Digital Humanities and different intelligences

Theories like Gardner’s multiple intelligences (Gardner 1987) and Sternberg’s successful intelligence (Sternberg 1999) have criticised the notion of the single logical/verbal intelligence measured by the IQ tests. Gardner talks of different intelligences like musical, spatial, kinaesthetic, etc. Sternberg propose a notion of intelligence as an ability to succeed in life in a determinate context and argues that some children do not learn in school because they are not taught in a way that is suitable for their mode of learning (Sternberg and Grigorenko 2004).  People’s minds are not all the same and people have different way of learning or expressing themselves. Furthermore in the last years great emphasis has been put on the fact that there are not people with disabilities, but only people with diverse abilities and they should be given the opportunity to develop their talents. For example a #TransformDH’s video (‘Digit(al) Shakespeares’ 2015) shows how the vision of the world of deaf people is different and their visual abilities are more developed than the rest of the population; so they love Shakespeare for the images that his words evoke, not for the sound of the words.

Digital artefacts are varied including video, sound, images, etc.; so people with intelligences and abilities other than verbal, and that therefore are not very successful in traditional humanities, should have more opportunities to realise their potential in the digital humanities. However, at least for what is my experience at this master course, that does not seem to be the case; there is still too much importance given to the writing and digital artefact seem to be given a secondary place.

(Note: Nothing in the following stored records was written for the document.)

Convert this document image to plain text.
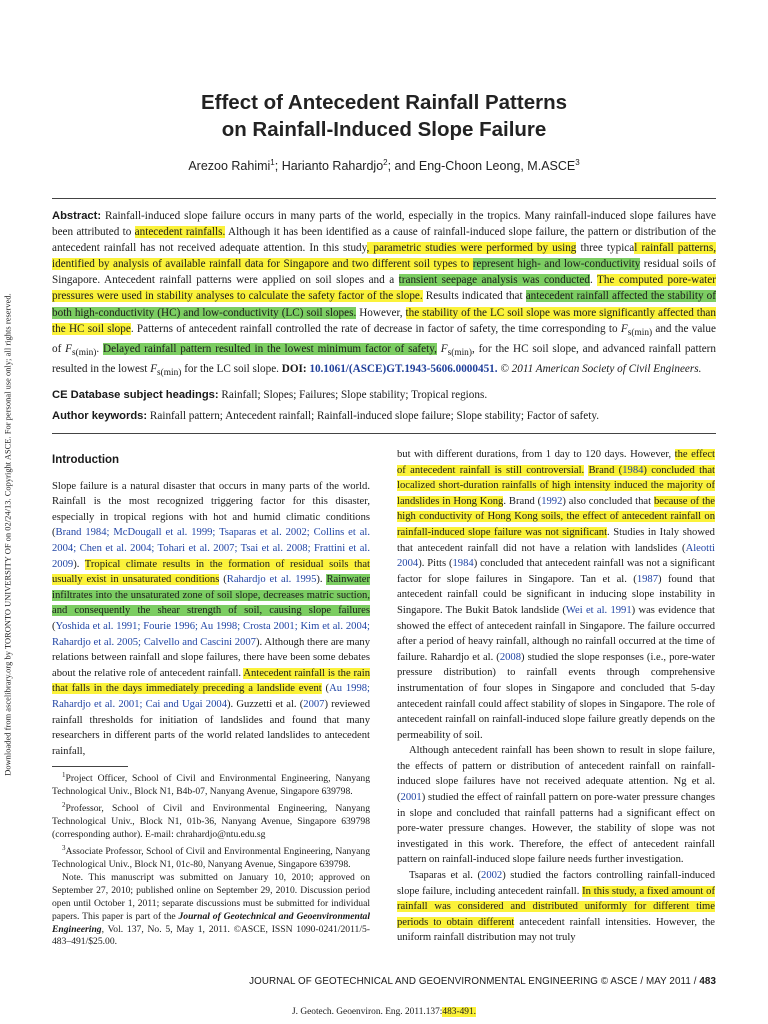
Downloaded from ascelibrary.org by TORONTO UNIVERSITY OF on 02/24/13. Copyright ASCE. For personal use only; all rights reserved.
Effect of Antecedent Rainfall Patterns
on Rainfall-Induced Slope Failure
Arezoo Rahimi$^1$; Harianto Rahardjo$^2$; and Eng-Choon Leong, M.ASCE$^3$
Abstract: Rainfall-induced slope failure occurs in many parts of the world, especially in the tropics. Many rainfall-induced slope failures have been attributed to antecedent rainfalls. Although it has been identified as a cause of rainfall-induced slope failure, the pattern or distribution of the antecedent rainfall has not received adequate attention. In this study, parametric studies were performed by using three typical rainfall patterns, identified by analysis of available rainfall data for Singapore and two different soil types to represent high- and low-conductivity residual soils of Singapore. Antecedent rainfall patterns were applied on soil slopes and a transient seepage analysis was conducted. The computed pore-water pressures were used in stability analyses to calculate the safety factor of the slope. Results indicated that antecedent rainfall affected the stability of both high-conductivity (HC) and low-conductivity (LC) soil slopes. However, the stability of the LC soil slope was more significantly affected than the HC soil slope. Patterns of antecedent rainfall controlled the rate of decrease in factor of safety, the time corresponding to $F_{s(min)}$ and the value of $F_{s(min)}$. Delayed rainfall pattern resulted in the lowest minimum factor of safety, $F_{s(min)}$, for the HC soil slope, and advanced rainfall pattern resulted in the lowest $F_{s(min)}$ for the LC soil slope. DOI: 10.1061/(ASCE)GT.1943-5606.0000451. © 2011 American Society of Civil Engineers.
CE Database subject headings: Rainfall; Slopes; Failures; Slope stability; Tropical regions.
Author keywords: Rainfall pattern; Antecedent rainfall; Rainfall-induced slope failure; Slope stability; Factor of safety.

Introduction

Slope failure is a natural disaster that occurs in many parts of the world. Rainfall is the most recognized triggering factor for this disaster, especially in tropical regions with hot and humid climatic conditions (Brand 1984; McDougall et al. 1999; Tsaparas et al. 2002; Collins et al. 2004; Chen et al. 2004; Tohari et al. 2007; Tsai et al. 2008; Frattini et al. 2009). Tropical climate results in the formation of residual soils that usually exist in unsaturated conditions (Rahardjo et al. 1995). Rainwater infiltrates into the unsaturated zone of soil slope, decreases matric suction, and consequently the shear strength of soil, causing slope failures (Yoshida et al. 1991; Fourie 1996; Au 1998; Crosta 2001; Kim et al. 2004; Rahardjo et al. 2005; Calvello and Cascini 2007). Although there are many relations between rainfall and slope failures, there have been some debates about the relative role of antecedent rainfall. Antecedent rainfall is the rain that falls in the days immediately preceding a landslide event (Au 1998; Rahardjo et al. 2001; Cai and Ugai 2004). Guzzetti et al. (2007) reviewed rainfall thresholds for initiation of landslides and found that many researchers in different parts of the world related landslides to antecedent rainfall,

$^1$Project Officer, School of Civil and Environmental Engineering, Nanyang Technological Univ., Block N1, B4b-07, Nanyang Avenue, Singapore 639798.

$^2$Professor, School of Civil and Environmental Engineering, Nanyang Technological Univ., Block N1, 01b-36, Nanyang Avenue, Singapore 639798 (corresponding author). E-mail: chrahardjo@ntu.edu.sg

$^3$Associate Professor, School of Civil and Environmental Engineering, Nanyang Technological Univ., Block N1, 01c-80, Nanyang Avenue, Singapore 639798.

Note. This manuscript was submitted on January 10, 2010; approved on September 27, 2010; published online on September 29, 2010. Discussion period open until October 1, 2011; separate discussions must be submitted for individual papers. This paper is part of the Journal of Geotechnical and Geoenvironmental Engineering, Vol. 137, No. 5, May 1, 2011. ©ASCE, ISSN 1090-0241/2011/5-483–491/$25.00.

but with different durations, from 1 day to 120 days. However, the effect of antecedent rainfall is still controversial. Brand (1984) concluded that localized short-duration rainfalls of high intensity induced the majority of landslides in Hong Kong. Brand (1992) also concluded that because of the high conductivity of Hong Kong soils, the effect of antecedent rainfall on rainfall-induced slope failure was not significant. Studies in Italy showed that antecedent rainfall did not have a relation with landslides (Aleotti 2004). Pitts (1984) concluded that antecedent rainfall was not a significant factor for slope failures in Singapore. Tan et al. (1987) found that antecedent rainfall could be significant in inducing slope instability in Singapore. The Bukit Batok landslide (Wei et al. 1991) was evidence that showed the effect of antecedent rainfall in Singapore. The failure occurred after a period of heavy rainfall, although no rainfall occurred at the time of failure. Rahardjo et al. (2008) studied the slope responses (i.e., pore-water pressure distribution) to rainfall events through comprehensive instrumentation of four slopes in Singapore and concluded that 5-day antecedent rainfall could affect stability of slopes in Singapore. The role of antecedent rainfall on rainfall-induced slope failure greatly depends on the permeability of soil.

Although antecedent rainfall has been shown to result in slope failure, the effects of pattern or distribution of antecedent rainfall on rainfall-induced slope failures have not received adequate attention. Ng et al. (2001) studied the effect of rainfall pattern on pore-water pressure changes in slope and concluded that rainfall patterns had a significant effect on pore-water pressure changes. However, the stability of slope was not investigated in this work. Therefore, the effect of antecedent rainfall pattern on rainfall-induced slope failure needs further investigation.

Tsaparas et al. (2002) studied the factors controlling rainfall-induced slope failure, including antecedent rainfall. In this study, a fixed amount of rainfall was considered and distributed uniformly for different time periods to obtain different antecedent rainfall intensities. However, the uniform rainfall distribution may not truly

JOURNAL OF GEOTECHNICAL AND GEOENVIRONMENTAL ENGINEERING © ASCE / MAY 2011 / 483
J. Geotech. Geoenviron. Eng. 2011.137:483-491.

‘Digit(al) Shakespeares (Tyrone Giordano and Jill Marie Bradbury)’. 2015. YouTube.

Gardner, Howard. 1987. ‘The Theory of Multiple Intelligences’. Annals of Dyslexia 37 (1): 19–35.

Sternberg, Robert J. 1999. ‘The Theory of Successful Intelligence.’ Review of General Psychology 3 (4): 292.

Sternberg, Robert J., and Elena L. Grigorenko. 2004. ‘Successful Intelligence in the Classroom’. Theory Into Practice 43 (4): 274–80. doi:10.1207/s15430421tip4304_5.